Salmon Farming

Salmon Farm – Image Alan Wells

There remain a number of significant concerns with regard to the sustainability of the salmon aquaculture industry in Scotland, including the release of chemicals used as sea lice treatments, benthic impacts due to organic enrichment from waste food and faeces and the sustainability of food sources. However, the most significant concerns for wild fish interests are the potential negative effects of sea lice and escapes. There is a large body of peer-reviewed scientific literature relating to the effects of sea lice and escapes on wild fish Aquaculture and we do not intend to reproduce the evidence here, but a number of reviews have been completed in recent years including specific ICES advice to NASCO. In addition, Marine Scotland Science have summarised the information relating to impacts of salmon lice from fish farms on wild Scottish sea trout and salmon.

The Scottish Government and the salmon farming industry have ambitious targets for growth of the industry. However, we believe that a successful and sustainable salmon aquaculture industry should be defined as:

  • An industry that operates alongside wild salmon and sea trout populations and other species, without negatively impacting them.
  • An industry that has negligible environmental impact through pollution, degradation of habitats or disease/parasite transfer.
  • An industry that inspires confidence and loyalty by communicating openly and transparently with stakeholders and the public.
Salmon Louse – Image Alan Wells

We recognise the permanence and economic importance of the aquaculture industry to Scotland and the West Coast of Scotland in particular. However, there have been, and continue to be, impacts upon wild fish stocks in the areas where the aquaculture industry is most active. We have identified below a number of key areas in which we believe real progress can be made in resolving and mitigating impacts. We are keen to work with the Scottish Government, and the industry, to maximise the benefits to Scotland from the contributions of wild fish and the aquaculture industry.

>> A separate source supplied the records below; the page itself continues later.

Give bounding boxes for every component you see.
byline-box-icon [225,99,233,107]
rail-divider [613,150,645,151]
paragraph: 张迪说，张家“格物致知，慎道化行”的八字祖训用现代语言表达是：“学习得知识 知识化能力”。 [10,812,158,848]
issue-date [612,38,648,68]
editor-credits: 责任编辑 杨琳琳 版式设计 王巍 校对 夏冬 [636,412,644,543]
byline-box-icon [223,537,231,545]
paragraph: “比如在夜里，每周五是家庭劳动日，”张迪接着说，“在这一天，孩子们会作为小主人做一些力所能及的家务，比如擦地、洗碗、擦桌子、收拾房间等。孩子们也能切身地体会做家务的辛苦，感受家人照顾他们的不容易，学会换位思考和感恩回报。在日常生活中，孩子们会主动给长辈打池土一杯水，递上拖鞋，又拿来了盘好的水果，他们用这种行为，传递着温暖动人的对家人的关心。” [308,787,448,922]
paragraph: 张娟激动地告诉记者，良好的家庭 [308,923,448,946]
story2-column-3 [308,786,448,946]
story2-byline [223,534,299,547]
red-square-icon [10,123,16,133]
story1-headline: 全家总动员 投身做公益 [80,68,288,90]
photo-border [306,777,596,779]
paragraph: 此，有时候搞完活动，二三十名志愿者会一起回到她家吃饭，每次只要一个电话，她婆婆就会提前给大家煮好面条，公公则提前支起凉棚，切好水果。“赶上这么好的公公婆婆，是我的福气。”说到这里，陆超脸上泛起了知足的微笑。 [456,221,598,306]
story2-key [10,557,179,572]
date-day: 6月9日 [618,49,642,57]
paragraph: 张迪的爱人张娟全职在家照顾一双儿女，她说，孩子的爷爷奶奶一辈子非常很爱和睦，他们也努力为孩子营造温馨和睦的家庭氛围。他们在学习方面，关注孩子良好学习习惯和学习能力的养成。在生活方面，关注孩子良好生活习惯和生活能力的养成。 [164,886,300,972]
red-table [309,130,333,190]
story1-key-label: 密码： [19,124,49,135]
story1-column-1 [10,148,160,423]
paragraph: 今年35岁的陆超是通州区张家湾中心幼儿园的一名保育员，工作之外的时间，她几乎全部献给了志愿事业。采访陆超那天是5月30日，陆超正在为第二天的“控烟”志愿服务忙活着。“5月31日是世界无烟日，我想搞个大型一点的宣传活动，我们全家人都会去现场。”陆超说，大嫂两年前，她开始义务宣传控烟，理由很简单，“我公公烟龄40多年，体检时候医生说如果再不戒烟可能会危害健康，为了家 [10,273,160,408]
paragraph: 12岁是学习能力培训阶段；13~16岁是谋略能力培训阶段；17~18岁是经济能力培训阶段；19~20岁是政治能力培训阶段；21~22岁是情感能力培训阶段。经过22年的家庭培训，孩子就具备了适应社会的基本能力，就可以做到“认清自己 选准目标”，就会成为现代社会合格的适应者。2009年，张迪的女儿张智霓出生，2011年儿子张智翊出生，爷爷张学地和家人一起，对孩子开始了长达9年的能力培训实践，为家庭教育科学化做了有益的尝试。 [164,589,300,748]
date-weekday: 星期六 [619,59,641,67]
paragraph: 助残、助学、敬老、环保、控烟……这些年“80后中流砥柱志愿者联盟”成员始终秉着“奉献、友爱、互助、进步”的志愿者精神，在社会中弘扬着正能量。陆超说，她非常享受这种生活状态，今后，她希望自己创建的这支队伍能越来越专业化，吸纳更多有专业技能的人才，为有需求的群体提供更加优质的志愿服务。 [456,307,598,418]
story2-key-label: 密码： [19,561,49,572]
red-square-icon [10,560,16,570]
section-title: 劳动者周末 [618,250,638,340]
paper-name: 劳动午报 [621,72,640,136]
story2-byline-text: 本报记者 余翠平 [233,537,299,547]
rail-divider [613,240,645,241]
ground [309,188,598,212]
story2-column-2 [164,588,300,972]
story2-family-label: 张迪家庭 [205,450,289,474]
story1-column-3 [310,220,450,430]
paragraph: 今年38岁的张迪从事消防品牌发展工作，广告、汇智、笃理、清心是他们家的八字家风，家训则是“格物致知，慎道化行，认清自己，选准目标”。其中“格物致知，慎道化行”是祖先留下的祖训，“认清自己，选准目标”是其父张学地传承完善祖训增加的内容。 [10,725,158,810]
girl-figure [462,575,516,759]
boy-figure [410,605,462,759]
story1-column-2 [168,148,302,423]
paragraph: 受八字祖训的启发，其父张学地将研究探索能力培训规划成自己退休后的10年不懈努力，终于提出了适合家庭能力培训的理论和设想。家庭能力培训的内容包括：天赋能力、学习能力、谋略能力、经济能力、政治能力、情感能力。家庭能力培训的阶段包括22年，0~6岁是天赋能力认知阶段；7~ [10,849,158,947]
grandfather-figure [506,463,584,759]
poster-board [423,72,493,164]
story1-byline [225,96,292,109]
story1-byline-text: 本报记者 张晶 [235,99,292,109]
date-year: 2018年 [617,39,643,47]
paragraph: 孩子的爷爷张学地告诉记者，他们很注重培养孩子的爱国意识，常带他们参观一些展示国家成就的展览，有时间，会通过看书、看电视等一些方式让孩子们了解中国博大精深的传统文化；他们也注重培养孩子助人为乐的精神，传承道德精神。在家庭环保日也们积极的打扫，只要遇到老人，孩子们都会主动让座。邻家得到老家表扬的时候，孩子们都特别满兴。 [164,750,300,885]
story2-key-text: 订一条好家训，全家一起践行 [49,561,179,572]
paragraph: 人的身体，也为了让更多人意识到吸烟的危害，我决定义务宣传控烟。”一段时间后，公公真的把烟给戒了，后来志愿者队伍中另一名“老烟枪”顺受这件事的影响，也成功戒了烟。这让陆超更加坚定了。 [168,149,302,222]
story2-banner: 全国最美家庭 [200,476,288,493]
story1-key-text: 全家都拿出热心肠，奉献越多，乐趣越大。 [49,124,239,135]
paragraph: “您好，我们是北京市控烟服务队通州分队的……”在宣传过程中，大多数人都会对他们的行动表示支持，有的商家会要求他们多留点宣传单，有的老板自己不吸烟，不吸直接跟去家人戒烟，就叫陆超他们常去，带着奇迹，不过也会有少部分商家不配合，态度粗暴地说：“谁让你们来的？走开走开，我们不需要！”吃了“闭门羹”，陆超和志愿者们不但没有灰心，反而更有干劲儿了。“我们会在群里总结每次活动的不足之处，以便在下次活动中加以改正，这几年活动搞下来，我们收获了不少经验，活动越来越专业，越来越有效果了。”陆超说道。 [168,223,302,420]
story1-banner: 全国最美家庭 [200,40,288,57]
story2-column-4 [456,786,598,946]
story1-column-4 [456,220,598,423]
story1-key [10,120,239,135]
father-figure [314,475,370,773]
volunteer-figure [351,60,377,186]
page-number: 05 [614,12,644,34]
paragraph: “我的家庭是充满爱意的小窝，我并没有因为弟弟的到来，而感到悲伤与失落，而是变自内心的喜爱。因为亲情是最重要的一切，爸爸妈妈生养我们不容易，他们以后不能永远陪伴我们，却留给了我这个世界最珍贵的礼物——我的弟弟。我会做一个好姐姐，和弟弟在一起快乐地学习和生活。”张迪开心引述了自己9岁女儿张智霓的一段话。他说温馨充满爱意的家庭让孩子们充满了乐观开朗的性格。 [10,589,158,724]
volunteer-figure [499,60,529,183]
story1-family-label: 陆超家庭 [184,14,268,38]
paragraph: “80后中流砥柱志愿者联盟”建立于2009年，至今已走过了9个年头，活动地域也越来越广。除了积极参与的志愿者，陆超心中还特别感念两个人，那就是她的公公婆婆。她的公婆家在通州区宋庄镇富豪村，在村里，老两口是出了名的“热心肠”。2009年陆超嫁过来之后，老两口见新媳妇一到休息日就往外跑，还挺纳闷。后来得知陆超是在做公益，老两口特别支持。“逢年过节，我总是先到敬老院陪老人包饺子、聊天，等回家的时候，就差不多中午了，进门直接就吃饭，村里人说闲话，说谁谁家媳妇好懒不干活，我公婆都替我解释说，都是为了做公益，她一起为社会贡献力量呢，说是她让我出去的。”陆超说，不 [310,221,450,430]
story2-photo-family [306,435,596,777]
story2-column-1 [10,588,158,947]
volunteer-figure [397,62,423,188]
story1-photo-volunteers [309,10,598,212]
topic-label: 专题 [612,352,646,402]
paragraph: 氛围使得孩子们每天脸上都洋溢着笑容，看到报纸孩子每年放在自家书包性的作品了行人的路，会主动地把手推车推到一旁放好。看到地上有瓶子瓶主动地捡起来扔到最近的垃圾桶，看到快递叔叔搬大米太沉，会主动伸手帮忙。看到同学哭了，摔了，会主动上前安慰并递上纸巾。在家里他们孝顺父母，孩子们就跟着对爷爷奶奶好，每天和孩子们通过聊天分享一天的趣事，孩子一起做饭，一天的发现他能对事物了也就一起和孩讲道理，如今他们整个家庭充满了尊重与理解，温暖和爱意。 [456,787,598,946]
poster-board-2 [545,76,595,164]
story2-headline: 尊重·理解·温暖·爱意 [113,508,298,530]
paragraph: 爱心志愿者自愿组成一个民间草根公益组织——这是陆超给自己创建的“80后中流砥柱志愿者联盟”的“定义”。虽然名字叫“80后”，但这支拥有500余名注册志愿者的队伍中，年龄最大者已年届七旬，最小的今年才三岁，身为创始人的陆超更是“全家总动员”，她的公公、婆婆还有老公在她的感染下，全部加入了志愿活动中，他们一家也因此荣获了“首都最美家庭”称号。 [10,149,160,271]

It is important to emphasise that we recognise that declines in Atlantic salmon and sea trout may have been influenced by a number of contributory factors and it is not, and has never been, the policy position of Fisheries Management Scotland, ASFB or RAFTS that aquaculture is the sole reason for declines in salmonids in the West Highlands of Scotland. It is accepted that survival of salmon and sea trout during their marine migration phase has fallen over the last 40 years across the North Atlantic. Some of this reduced survival can be explained by changes in sea surface temperature and subsequent contraction of feeding grounds. However, these issues can only be addressed at an international level and a key strategy for managing adaptation of species sensitive to climate change (such as Atlantic salmon and sea trout) is to minimise additional pressures such as those which are man- induced. This would include increased protection from the effects of sea lice (in some locations in certain circumstances), reducing exploitation and protection from the potential effects of marine renewables.

NASCO is an international organisation established under the Convention for the Conservation of Salmon in the North Atlantic Ocean in October 1983 (established under the United Nations Convention on the Law of the Sea 1982). In 1994, in response to the information presented at three major international symposia, NASCO adopted the ‘Oslo Resolution’ designed to minimise impacts of aquaculture on the wild salmon stocks. This was developed in consultation with the salmon farming industry and an industry Liaison Group was established in 2000.

NASCO, therefore, established a Task Force comprising representatives of the Parties, the salmon farming industry and NASCO’s accredited NGOs with the aim of developing guidance on best management practices , designed to achieve international goals to address the impacts of sea lice and escaped salmon on wild Atlantic salmon. The international goals are as follows:

  • 100% of farms to have effective sea lice management such that there is no increase in sea lice loads or lice-induced mortality of wild salmonids attributable to the farms.
  • 100% farmed fish to be retained in all production facilities

In 2016 a day-long special session was held at the annual meeting of NASC, and ICES released advice on the possible effects of salmonid aquaculture on wild Atlantic salmon populations.

ASFB and RAFTS produced a joint Aquaculture Policy paper in 2011. Fisheries Management Scotland has established a specific committee to inform our policy position and update our current policy.

Our current focus is on:

  • Ensuring an appropriate legislative and regulatory framework.
  • Appropriate levels of public information, particularly in relation to sea lice levels on farms.
  • Research and monitoring of fish farm – wild fish interactions.
  • Establishing and maintaining constructive engagement with the salmon farming industry with a view to making meaningful progress on interactions issues.

Fisheries Management Scotland provides guidance to Boards/Trusts on the aquaculture planning process. In addition, Fisheries Management Scotland plays a central role in working with Government, Parliament, Local Authority Planners, Marine Scotland Science, SEPA and SNH in an attempt to ensure that the industry operates in a manner compatible with the needs of wild salmonids.

In addition the Fishery Trusts in the aquaculture zone have for a number of years undertaken a programme of sweep netting to monitor juvenile sea trout and record the infestation pressure of sea lice. This process is described in more detail in the video below.

Although there remain a number of challenging issues to overcome, Fisheries Management Scotland continues to engage in constructive dialogue with the industry and government in an attempt to make meaningful progress on these issues.